Do you remember what it was like when you first went off to college? Perhaps, if you're from the USA, it might have followed the paradigm of leaving the tearful mother and proud father behind at your old house and possibly old hometown to discover the adventurous freedoms of the knowledge/new people/alcohol laden world that is the American college scene. What a reckless, happy and unforgettable (except those one-too-many nights with one-too-many drinks...) four years, you sigh nostalgically. Enter graduate school: a specialized and perhaps melancholically dry experience where your new classes have fewer students and more math, and your Thursday night hang-out has been cut back to one bar and one early & responsibly self-imposed curfew - for you are becoming a mature adult now (at least you tell yourself; a new mantra that sinks in through those ongoing grad years).
Which is exactly what I wanted before I came to KAUST. What I've experienced in the past ten days is like no other "academic" experience ever before - what many universities herald but hardly understand and barely offer: diversity. Several nights thus far I have played football (soccer) - the universal unifier of foreign cultures - with peers from sixty countries. I can name for you at least one late-night footy player from Nigeria, Sudan, South Africa, Saudi Arabia, Syria, Indonesia, Bangladesh, Canada, Ireland, South Korea, Hong Kong, China, the Philippines, Mexico, Colombia, Argentina... and that's just what's coming to mind right now...

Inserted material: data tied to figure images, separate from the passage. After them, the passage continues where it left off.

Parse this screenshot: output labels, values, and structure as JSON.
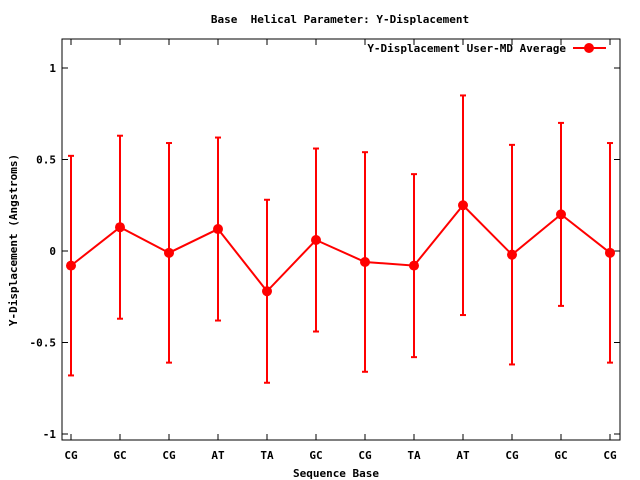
{
  "chart_data": {
    "type": "line",
    "title": "Base  Helical Parameter: Y-Displacement",
    "xlabel": "Sequence Base",
    "ylabel": "Y-Displacement (Angstroms)",
    "ylim": [
      -1.05,
      1.15
    ],
    "yticks": [
      1,
      0.5,
      0,
      -0.5,
      -1
    ],
    "ytick_labels": [
      "1",
      "0.5",
      "0",
      "-0.5",
      "-1"
    ],
    "categories": [
      "CG",
      "GC",
      "CG",
      "AT",
      "TA",
      "GC",
      "CG",
      "TA",
      "AT",
      "CG",
      "GC",
      "CG"
    ],
    "grid": false,
    "legend_position": "top-right",
    "series": [
      {
        "name": "Y-Displacement User-MD Average",
        "color": "#ff0000",
        "values": [
          -0.08,
          0.13,
          -0.01,
          0.12,
          -0.22,
          0.06,
          -0.06,
          -0.08,
          0.25,
          -0.02,
          0.2,
          -0.01
        ],
        "err_low": [
          -0.68,
          -0.37,
          -0.61,
          -0.38,
          -0.72,
          -0.44,
          -0.66,
          -0.58,
          -0.35,
          -0.62,
          -0.3,
          -0.61
        ],
        "err_high": [
          0.52,
          0.63,
          0.59,
          0.62,
          0.28,
          0.56,
          0.54,
          0.42,
          0.85,
          0.58,
          0.7,
          0.59
        ]
      }
    ]
  }
}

At KAUST, internationalism isn't some sad mini-celebration - some Caucasian cause for recognition of Roberto, your school's lone South American citizen, via the baking and sharing of intercultural cupcakes. At KAUST, you will find yourself, as I did, truly embedded into the culture, listening to traditional Saudi Arabian folk music (from around Jeddah) at some school-wide party -
& riding camels used by the bedouins of the desert for centuries (not the same exact individuals of course, for camels live only 40-50 years unless they are smacked by Saudi buses), now decked out for celebration -
& even joining in some Saudi sword dancing, totally free-form, with your similarly confused and bemused companions.
While surely, this cultural incorporation may occur in any part of the world at any foreign school, the key to my point about KAUST is that while you may have been falling off a smelly but charming dromedary last week while waving a sword and wearing traditional Hijazi Imma/Immama headgear - tonight, on walking back from the library, you'll find, say, 20 of your Mexican companeros dancing merengue and salsa in discovery square for Pepe's cumpleanos, and indeed you'll find yourself joining in - until 3:30 in the morning, perhaps - doing the macarena and learning how to jump and swing to new beats you never would have heard before were it not for Angel's apropos mp3-picking and the encouraging cheers of Berenice la hermosa...
(Unfortunately, you'll have to wait for more photos of those shenanigans until Damien of Argentina/USA/Mexico posts them on facebook...)
A final note explaining the coupling between true diversity and the unfettered years of undergraduate zaniness? And sans the typical rigor associated with graduate education? Well friends, as long as KAUST labs/marine facilities/dive safety office remain incomplete, and the concept of "original research" and daily lab work lay dormant and misty, the international 20-something is left free to wax romantic about the wonders of having friends from sixty or so countries - sixty or so styles of experiencing the joys of youth - and the wonders of the college years live on.